When your life is full of poop, it’s time to stop and smell the roses.
We had a rough week. Nothing serious, nothing even very exciting. Just one of those times where you feel out of it and out of synch. You feel your battery draining instead of charging, and your feet drag for no good reason.
We also picked up two more Potcake puppies from Logan Airport in Boston. And for the next two days, I was frantically thinking, “What have I done??!!”
The pups seemed overly shy and anxious. To make it worse, they’re BIG. Much bigger than any pups we’ve fostered. And heavy. It’s hard to keep up with two puppies to begin with, let alone two you have to chase, and hoist with a big ‘oof!’ and even then, I could only hold one at a time. Twice as hard to manage.
I complained loudly to anyone who would listen. The woman at the rescue operation on the islands they came from; the shelter contact we’ll be delivering the pups to soon; my husband. And myself, in a running chattering dialog of “What-was-I-thinking-I-can’t-do-this-these-pups-are-awful-who-knew-such-a-small-critter-could-hold-so-much-poop-dammit-get-back-here-oh-my-back-OMG-he’s-peeing-AGAIN-help-help-HELP!!!!”
Having kids was like this. And starting my art career. And doing my first show. Come to think of it, doing all my shows. Learning how to shoot my own photos for my online shop. Teaching my first workshop for artists. Teaching my first grief writing workshop.
Everything that’s worth doing comes with some dog doo.
Two days later, the pups have calmed down. They’re on a schedule of eating/outside to eliminate/play/sleep. Rinse and repeat.
My sanity returned. Time for damage control!
I wrote a contrite letter of apology to my island contact and another to my local shelter contact for my overreaction. I eased up with the pups. I made peace with my husband.
I realized the gift these puppies are to me.
They’ve traveled a long way from home, through scary airports with complete strangers, without food, in tiny carry-on bags. They arrive to a place with snow (yes, we had snow on Easter Sunday!) and a suspicious older dog and a houseful of grumpy teens and adults.
If that were me I’m not sure I would have been on my best behavior, either.
Marriage, kids, puppies, and yes, art, come into our lives with much romance and excitement. Eventually this is overshadowed by the sheer drudgery and weight of custodial care. You and your spouse have to agree on who’s turn it is to do dishes, and who gets to go into their office and shut the door for a few hours. Kids need custodial care the first few years, and emotional care forever. Pups and kittens sometimes seem to be a conduit of poop from another dimension. (Well. Human infants, too.) With art and career and writing come days of discouragement, missed deadlines, disgruntled gallery owners, difficult customers, sagging sales.
When everything goes wrong, we’re very quick to complain. We want to bail. We wonder if we made the right choices. And is a quickie Mexican divorce really that simple and inexpensive?
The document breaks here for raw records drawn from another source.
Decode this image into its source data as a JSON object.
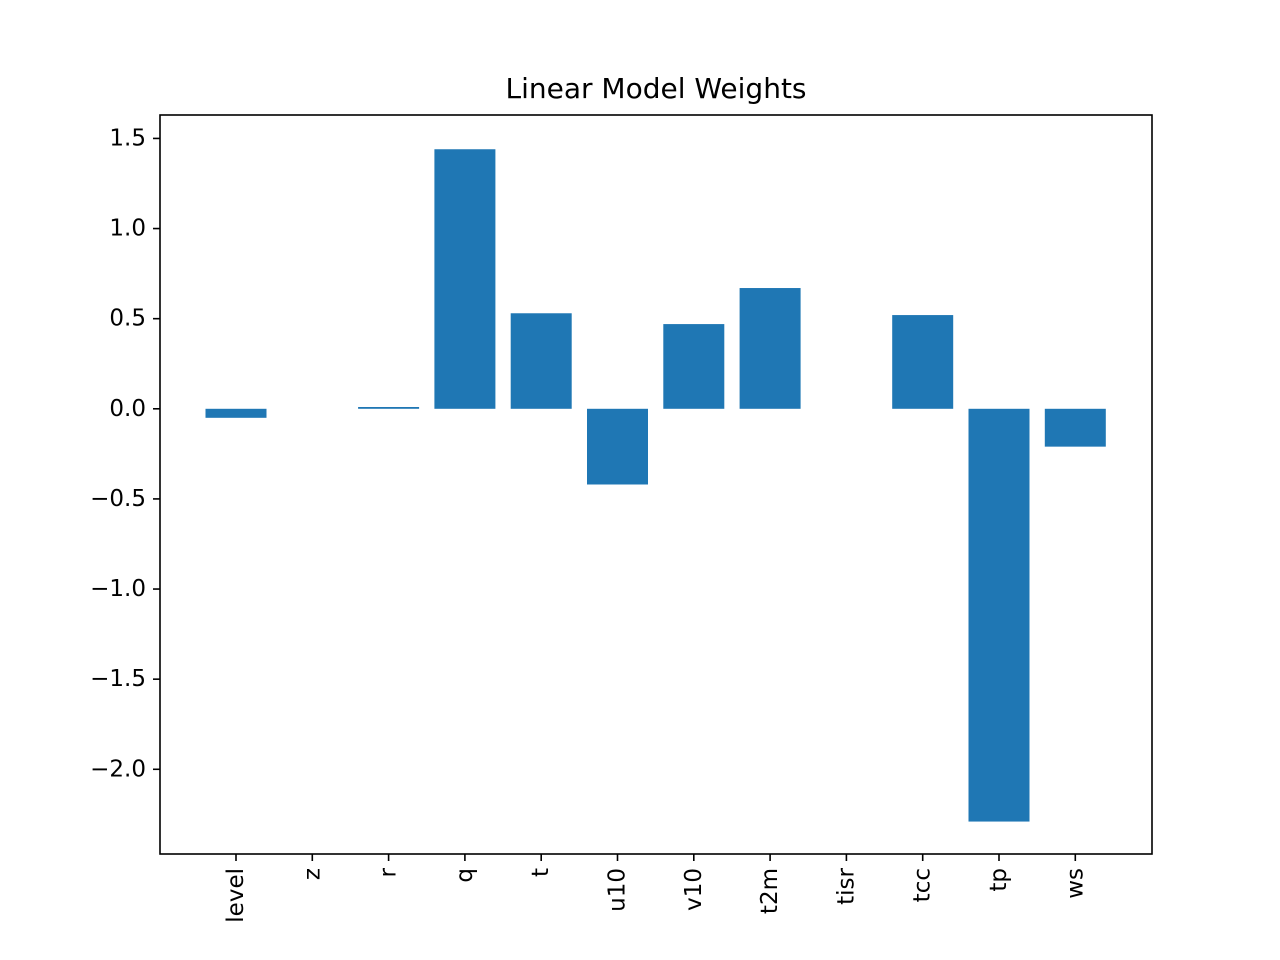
{
  "chart_data": {
    "type": "bar",
    "title": "Linear Model Weights",
    "xlabel": "",
    "ylabel": "",
    "categories": [
      "level",
      "z",
      "r",
      "q",
      "t",
      "u10",
      "v10",
      "t2m",
      "tisr",
      "tcc",
      "tp",
      "ws"
    ],
    "values": [
      -0.05,
      0.0,
      0.01,
      1.44,
      0.53,
      -0.42,
      0.47,
      0.67,
      0.0,
      0.52,
      -2.29,
      -0.21
    ],
    "ylim": [
      -2.47,
      1.63
    ],
    "yticks": [
      1.5,
      1.0,
      0.5,
      0.0,
      -0.5,
      -1.0,
      -1.5,
      -2.0
    ],
    "ytick_labels": [
      "1.5",
      "1.0",
      "0.5",
      "0.0",
      "−0.5",
      "−1.0",
      "−1.5",
      "−2.0"
    ],
    "grid": false,
    "bar_color": "#1f77b4",
    "x_tick_rotation": 90
  }
}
When I feel this way, I know it’s time to stop. Breathe. And think about what has to change.
Sometimes we really have barked up the wrong tree. (Dog pun. Sorry!) If everything about what we’re doing is draining our battery and never recharges, then maybe it’s time to consider a new direction.
Maybe we need to change our way of doing things. What’s worked for us in the past may need to be tweaked now. With teens, we learn to choose our battles. At shows, we find ways to streamline our set-up. With big puppies, more structure and containment is necessary.
Sometimes we just need to see beyond the poop for a moment. We need to stop and smell the roses. We must remember that the most fragrant and beautiful roses–antique roses–come with plenty of thorns. When the thorns prick us, that’s the time to slow down. And sniff.
Caring for these puppies transports me to the days when my children were young. It was a lot of work, but there was even more joy. Like children, these pups come into this world with a powerful need to be loved, and the desire to love in return. Both of these young ones will do almost anything to get that love. They learn to control their bowels and bladders (though it can feel like an eternity, as my teacher sister says, “They’re always potty trained by kindergarten.”) They learn not to chew on your favorite shoes, or use them for a Barbie bathtub.
In return, they teach you that it’s never a waste of time to sit quietly in the sun on a warm spring day, watching young things gambol and cavort in the new green grass.
They teach you that there is nothing quite so wonderful as a good belly laugh–from them, or from you. (And I swear those pups are laughing.)
They teach you that when you hold them in your arms, and they gaze at your with perfect knowledge they are safe and sound, and profoundly loved, there is no better balm in the world for a troubled heart.
So I’m grateful for the gift of these puppies today. They’re beautiful dogs, full of joy and hope, ready for their forever homes. They’ve given me peace in my heart. They’ve reminded me of what it means to be alive, to be in the world, with all its joy and beauty.
And all the poo that comes with it, of course.
Aren’t you glad I didn’t say you had to learn to love the smell of poo?
P.S. Jack and Gillie will soon be on their way to the Monadnock Humane Society in Swanzey, NH soon. Help spread the word!